Chinese molten-salt reactor cleared for start up

09 August 2022

The Shanghai Institute of Applied Physics (SINAP) - part of the Chinese Academy of Sciences (CAS) - has been given approval by the Ministry of Ecology and Environment to commission an experimental thorium-powered molten-salt reactor, construction of which started in Wuwei city, Gansu province, in September 2018.

A cutaway of the TMSR-LF1 reactor (Image: SINAP)

In January 2011, CAS launched a CNY3 billion (USD444 million) R&D programme on liquid fluoride thorium reactors (LFTRs), known there as the thorium-breeding molten-salt reactor (Th-MSR or TMSR), and claimed to have the world's largest national effort on it, hoping to obtain full intellectual property rights on the technology. This is also known as the fluoride salt-cooled high-temperature reactor (FHR). The TMSR Centre at SINAP at Jiading, Shanghai, is responsible.

Construction of the 2 MWt TMSR-LF1 reactor began in September 2018 and was reportedly completed in August 2021. The prototype was scheduled to be completed in 2024, but work was accelerated.

"According to the relevant provisions of the Nuclear Safety Law of the People's Republic of China and the Regulations of the People's Republic of China on the Safety Supervision and Administration of Civilian Nuclear Facilities, our bureau has conducted a technical review of the application documents you submitted, and believes that your 2 MWt liquid fuel thorium-based molten salt experimental reactor commissioning plan (Version V1.3) is acceptable and is hereby approved," the Ministry of Ecology and Environment told SINAP on 2 August.
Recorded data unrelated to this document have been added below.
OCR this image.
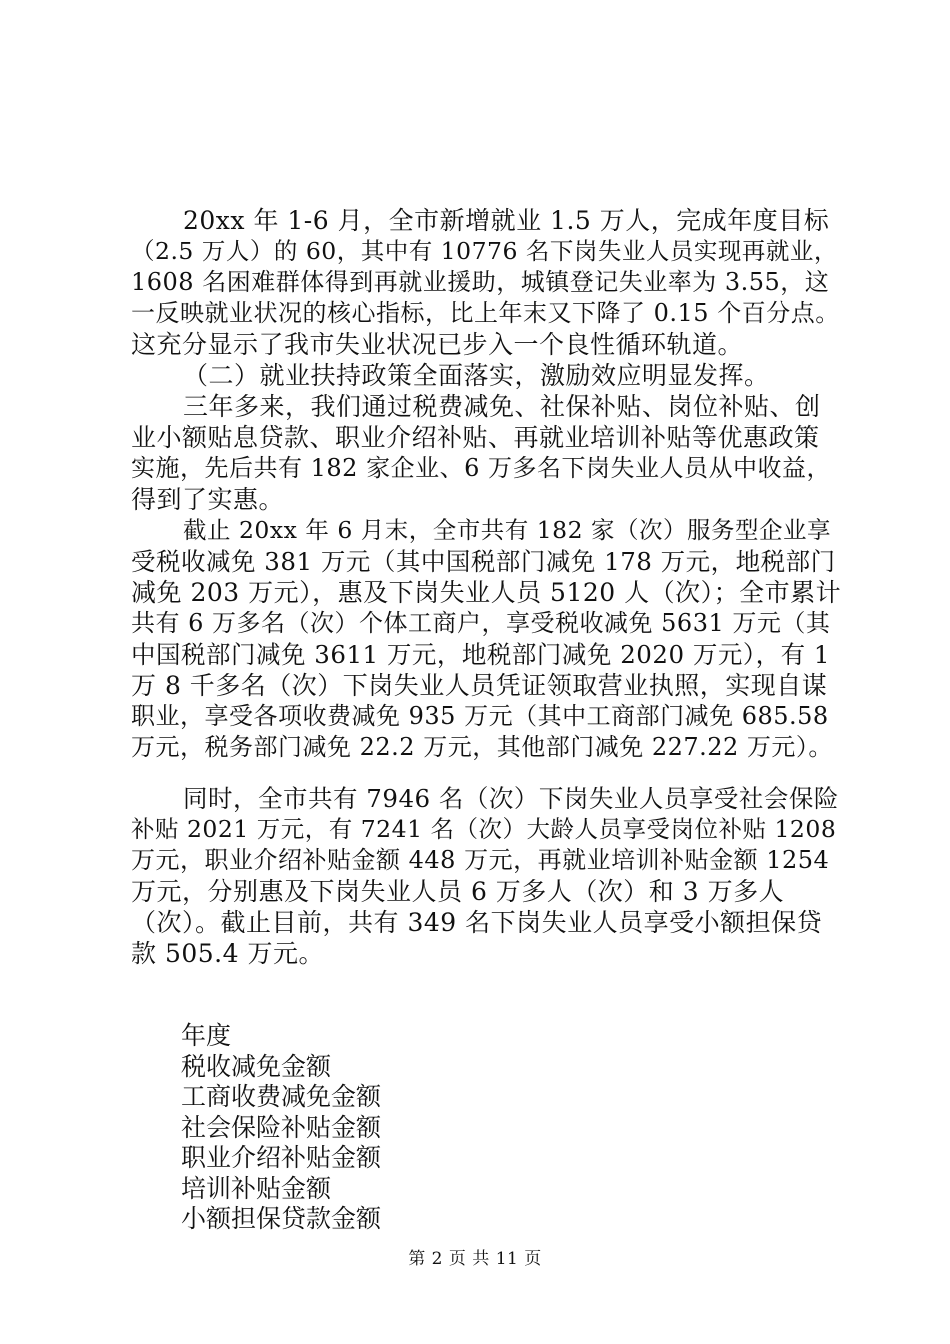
20xx 年 1-6 月，全市新增就业 1.5 万人，完成年度目标
（2.5 万人）的 60，其中有 10776 名下岗失业人员实现再就业，
1608 名困难群体得到再就业援助，城镇登记失业率为 3.55，这
一反映就业状况的核心指标，比上年末又下降了 0.15 个百分点。
这充分显示了我市失业状况已步入一个良性循环轨道。
（二）就业扶持政策全面落实，激励效应明显发挥。
三年多来，我们通过税费减免、社保补贴、岗位补贴、创
业小额贴息贷款、职业介绍补贴、再就业培训补贴等优惠政策
实施，先后共有 182 家企业、6 万多名下岗失业人员从中收益，
得到了实惠。
截止 20xx 年 6 月末，全市共有 182 家（次）服务型企业享
受税收减免 381 万元（其中国税部门减免 178 万元，地税部门
减免 203 万元），惠及下岗失业人员 5120 人（次）；全市累计
共有 6 万多名（次）个体工商户，享受税收减免 5631 万元（其
中国税部门减免 3611 万元，地税部门减免 2020 万元），有 1
万 8 千多名（次）下岗失业人员凭证领取营业执照，实现自谋
职业，享受各项收费减免 935 万元（其中工商部门减免 685.58
万元，税务部门减免 22.2 万元，其他部门减免 227.22 万元）。
同时，全市共有 7946 名（次）下岗失业人员享受社会保险
补贴 2021 万元，有 7241 名（次）大龄人员享受岗位补贴 1208
万元，职业介绍补贴金额 448 万元，再就业培训补贴金额 1254
万元，分别惠及下岗失业人员 6 万多人（次）和 3 万多人
（次）。截止目前，共有 349 名下岗失业人员享受小额担保贷
款 505.4 万元。
年度
税收减免金额
工商收费减免金额
社会保险补贴金额
职业介绍补贴金额
培训补贴金额
小额担保贷款金额
第 2 页 共 11 页
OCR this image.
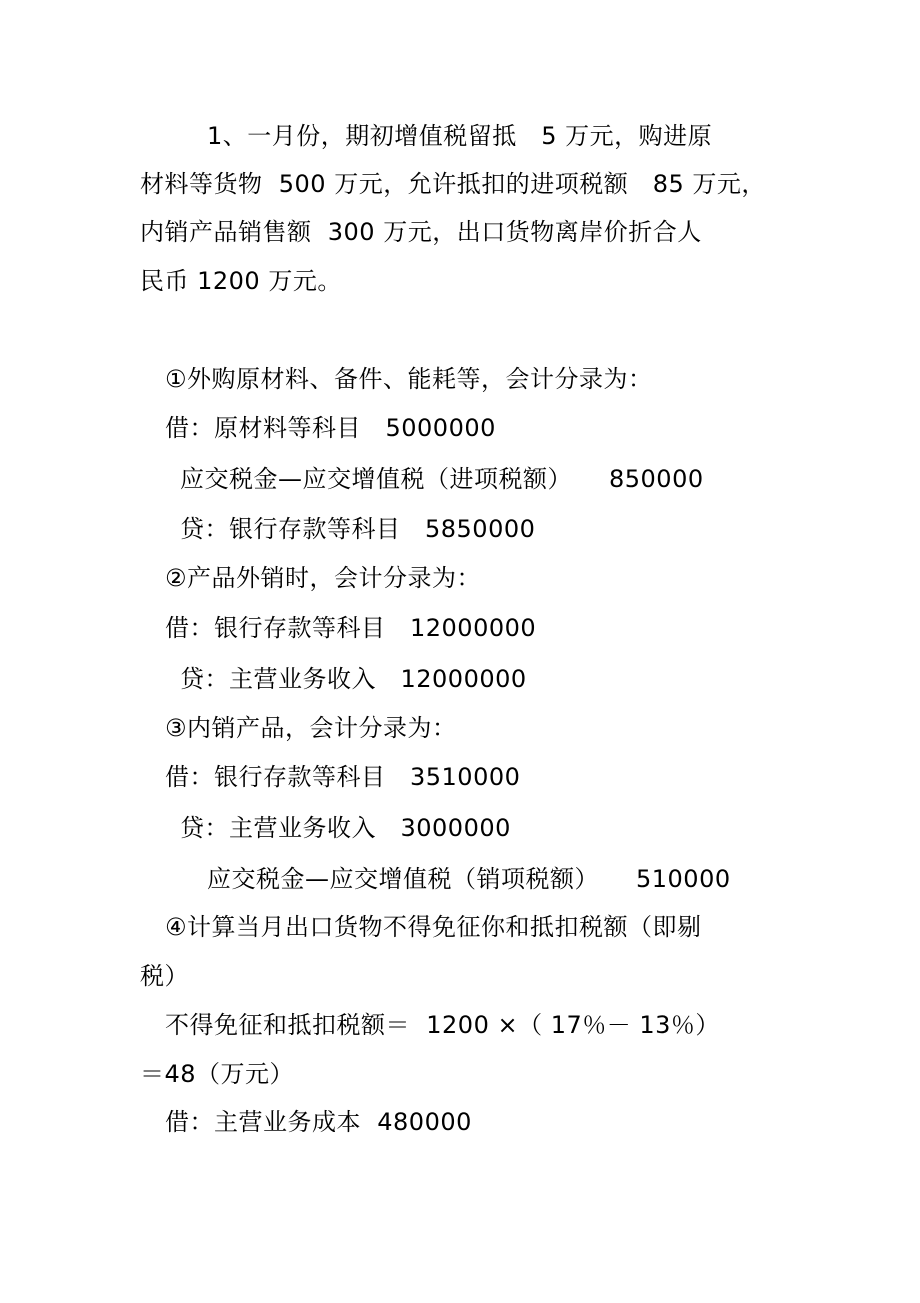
1、一月份，期初增值税留抵　5 万元，购进原
材料等货物  500 万元，允许抵扣的进项税额　85 万元，
内销产品销售额  300 万元，出口货物离岸价折合人
民币 1200 万元。
①外购原材料、备件、能耗等，会计分录为：
借：原材料等科目　5000000
应交税金—应交增值税（进项税额）　　850000
贷：银行存款等科目　5850000
②产品外销时，会计分录为：
借：银行存款等科目　12000000
贷：主营业务收入　12000000
③内销产品，会计分录为：
借：银行存款等科目　3510000
贷：主营业务收入　3000000
应交税金—应交增值税（销项税额）　　510000
④计算当月出口货物不得免征你和抵扣税额（即剔
税）
不得免征和抵扣税额＝  1200 ×（ 17％－ 13％）
＝48（万元）
借：主营业务成本  480000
It added: "During the commissioning process of your 2 MWt liquid fuel thorium-based molten salt experimental reactor, you should strictly implement this plan to ensure the effectiveness of the implementation of the plan and ensure the safety and quality of debugging. If any major abnormality occurs during the commissioning process, it should be reported to our bureau and the Northwest Nuclear and Radiation Safety Supervision Station in time."

The TMSR-LF1 will use fuel enriched to under 20% U-235, have a thorium inventory of about 50 kg and conversion ratio of about 0.1. A fertile blanket of lithium-beryllium fluoride (FLiBe) with 99.95% Li-7 will be used, and fuel as UF4.

The project is expected to start on a batch basis with some online refuelling and removal of gaseous fission products, but discharging all fuel salt after 5-8 years for reprocessing and separation of fission products and minor actinides for storage. It will proceed to a continuous process of recycling salt, uranium and thorium, with online separation of fission products and minor actinides. The reactor will work up from about 20% thorium fission to about 80%.

If the TMSR-LF1 proves successful, China plans to build a reactor with a capacity of 373 MWt by 2030.

As this type of reactor does not require water for cooling, it will be able to operate in desert regions. The Chinese government has plans to build more across the sparsely populated deserts and plains of western China, complementing wind and solar plants and reducing China's reliance on coal-fired power stations. The reactor may also be built outside China in Belt and Road Initiative nations.

The liquid fuel design is descended from the 1960s Molten-Salt Reactor Experiment at Oak Ridge National Laboratory in the USA.